JavaScript Implementation:

class WaveformWFC {
  constructor(inputSamples, patternSize = 10, quantLevels = 256) {
    this.patternSize = patternSize;
    this.quantLevels = quantLevels;
    this.patterns = new Map(); // pattern -> {nextPatterns: Set, count: number}

    // Quantize input [-1, 1] to discrete levels
    this.quantize = (sample) =>
      Math.max(0, Math.min(quantLevels - 1,
        Math.floor((sample + 1) * quantLevels / 2)));

    this.dequantize = (level) =>
      (level / (quantLevels - 1)) * 2 - 1;

    this.extractPatterns(inputSamples);
  }

  extractPatterns(samples) {
    // Build patterns from sliding windows
    for (let i = 0; i < samples.length - this.patternSize; i++) {
      const window = samples.slice(i, i + this.patternSize);
      const quantPattern = window.map(s => this.quantize(s));
      const key = quantPattern.join(',');

      // Track pattern frequency and allowed successors
      if (!this.patterns.has(key)) {
        this.patterns.set(key, { nextPatterns: new Set(), count: 0 });
      }
      const data = this.patterns.get(key);
      data.count++;

      // Record valid next pattern (overlapping window)
      if (i < samples.length - this.patternSize - 1) {
        const nextWindow = samples.slice(i + 1, i + this.patternSize + 1);
        const nextKey = nextWindow.map(s => this.quantize(s)).join(',');
        data.nextPatterns.add(nextKey);
      }
    }
  }

  generateSample(context) {
    // Quantize recent context (patternSize - 1 samples)
    const quantContext = context.map(s => this.quantize(s));
    const contextKey = quantContext.join(',');

    // Find patterns starting with current context
    const candidates = [];
    for (const [pattern, data] of this.patterns) {
      const patternArr = pattern.split(',').map(Number);
      const matchesContext = quantContext.every(
        (val, i) => val === patternArr[i]
      );

      if (matchesContext) {
        // Weight by occurrence frequency
        for (let i = 0; i < data.count; i++) {
          candidates.push(patternArr[patternArr.length - 1]); // Last sample in pattern
        }
      }
    }

    // Fallback: Random sample if no candidates
    if (candidates.length === 0) {
      return Math.random() * 2 - 1; // [-1, 1]
    }

    // Random weighted selection
    const nextLevel = candidates[Math.floor(Math.random() * candidates.length)];
    return this.dequantize(nextLevel);
  }
}

// Usage Example
const audioContext = new AudioContext();
const inputSamples = [...]; // Float32Array from source audio

const wfc = new WaveformWFC(inputSamples);
const outputBuffer = new Float32Array(44100); // 1sec buffer
let context = new Array(wfc.patternSize - 1).fill(0); // Initial silence

for (let i = 0; i < outputBuffer.length; i++) {
  outputBuffer[i] = wfc.generateSample(context);

  // Update context (remove oldest, add new sample)
  context.shift();
  context.push(outputBuffer[i]);
}

// Play generated audio
const buffer = audioContext.createBuffer(1, outputBuffer.length, 44100);
buffer.copyToChannel(outputBuffer, 0);
const source = audioContext.createBufferSource();
source.buffer = buffer;
source.connect(audioContext.destination);
source.start();

Key Optimizations for Real-Time:

Context Hashing:
- Precompute lookup tables for quantized context keys to candidate patterns.
Approximate Matching:
- Use Euclidean distance thresholds for noisy inputs.
Pattern Pruning:
- Discard low-frequency patterns to reduce state space.
Overlap Handling:
- Generate samples in blocks (e.g., 128 samples) to amortize lookup costs.
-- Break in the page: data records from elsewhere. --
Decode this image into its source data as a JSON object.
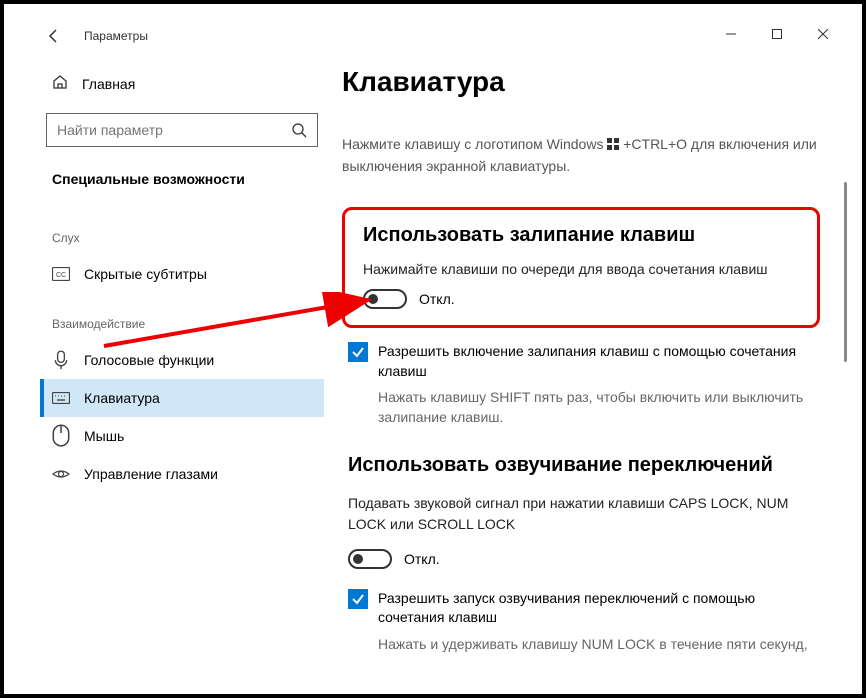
{
  "window": {
    "title": "Параметры",
    "controls": {
      "min": "—",
      "max": "▢",
      "close": "✕"
    }
  },
  "sidebar": {
    "home": "Главная",
    "search_placeholder": "Найти параметр",
    "heading": "Специальные возможности",
    "group_hearing": "Слух",
    "item_cc": "Скрытые субтитры",
    "group_interaction": "Взаимодействие",
    "item_speech": "Голосовые функции",
    "item_keyboard": "Клавиатура",
    "item_mouse": "Мышь",
    "item_eye": "Управление глазами"
  },
  "main": {
    "title": "Клавиатура",
    "onscreen_help_a": "Нажмите клавишу с логотипом Windows",
    "onscreen_help_b": "+CTRL+O для включения или выключения экранной клавиатуры.",
    "sticky": {
      "title": "Использовать залипание клавиш",
      "sub": "Нажимайте клавиши по очереди для ввода сочетания клавиш",
      "toggle_state": "Откл.",
      "cb_label": "Разрешить включение залипания клавиш с помощью сочетания клавиш",
      "cb_help": "Нажать клавишу SHIFT пять раз, чтобы включить или выключить залипание клавиш."
    },
    "togglekeys": {
      "title": "Использовать озвучивание переключений",
      "sub": "Подавать звуковой сигнал при нажатии клавиши CAPS LOCK, NUM LOCK или SCROLL LOCK",
      "toggle_state": "Откл.",
      "cb_label": "Разрешить запуск озвучивания переключений с помощью сочетания клавиш",
      "cb_help": "Нажать и удерживать клавишу NUM LOCK в течение пяти секунд,"
    }
  }
}
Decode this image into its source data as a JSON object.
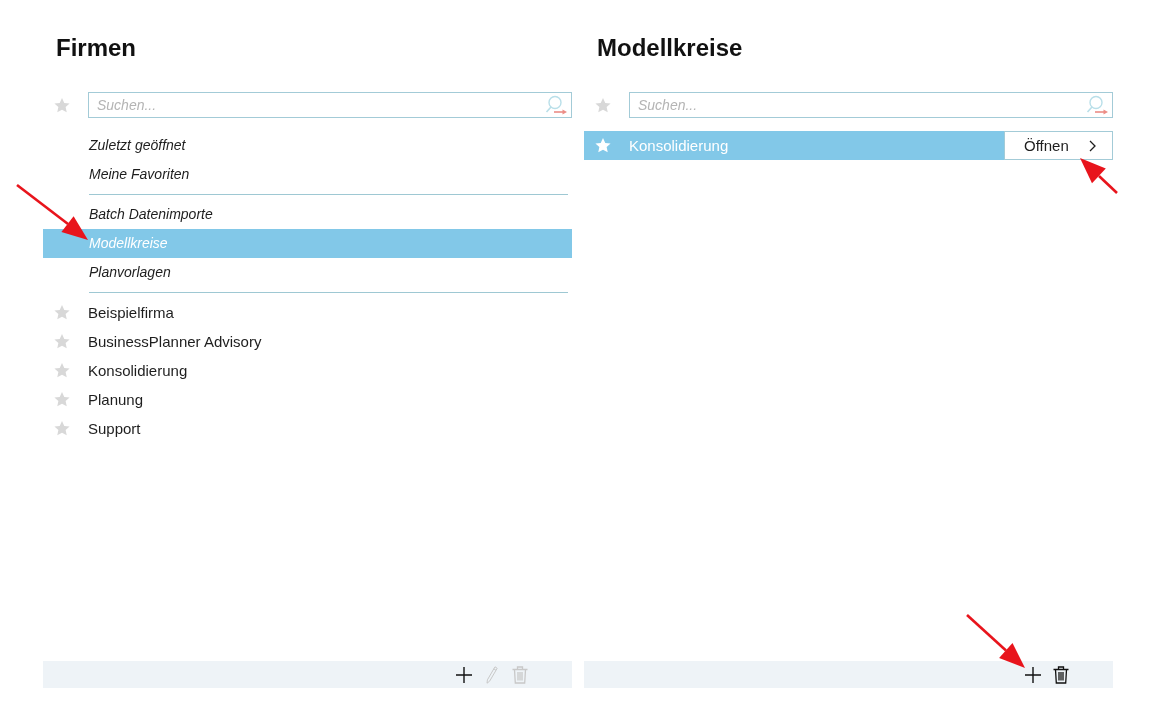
{
  "panels": [
    {
      "title": "Firmen",
      "search": {
        "placeholder": "Suchen...",
        "favorites_only": false
      },
      "nav_groups": [
        [
          {
            "label": "Zuletzt geöffnet",
            "selected": false
          },
          {
            "label": "Meine Favoriten",
            "selected": false
          }
        ],
        [
          {
            "label": "Batch Datenimporte",
            "selected": false
          },
          {
            "label": "Modellkreise",
            "selected": true
          },
          {
            "label": "Planvorlagen",
            "selected": false
          }
        ]
      ],
      "items": [
        {
          "label": "Beispielfirma",
          "starred": false,
          "selected": false
        },
        {
          "label": "BusinessPlanner Advisory",
          "starred": false,
          "selected": false
        },
        {
          "label": "Konsolidierung",
          "starred": false,
          "selected": false
        },
        {
          "label": "Planung",
          "starred": false,
          "selected": false
        },
        {
          "label": "Support",
          "starred": false,
          "selected": false
        }
      ],
      "toolbar": [
        {
          "kind": "add",
          "disabled": false
        },
        {
          "kind": "edit",
          "disabled": true
        },
        {
          "kind": "delete",
          "disabled": true
        }
      ]
    },
    {
      "title": "Modellkreise",
      "search": {
        "placeholder": "Suchen...",
        "favorites_only": false
      },
      "items": [
        {
          "label": "Konsolidierung",
          "starred": false,
          "selected": true,
          "action": "Öffnen"
        }
      ],
      "toolbar": [
        {
          "kind": "add",
          "disabled": false
        },
        {
          "kind": "delete",
          "disabled": false
        }
      ]
    }
  ]
}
How Structure is Preserved:

Local Constraints:
- Transition rules enforce that amplitude sequences (e.g., attack-decay in notes) replicate input behaviors.
Global Coherence:
- Weighted pattern selection maintains statistical properties (e.g., amplitude distribution).
Continuity:
- Overlapping context buffers prevent discontinuities between generated segments.

This approach mirrors WFC's constraint-solving in a temporal domain, transforming input waveforms into novel outputs with similar micro/macro structures.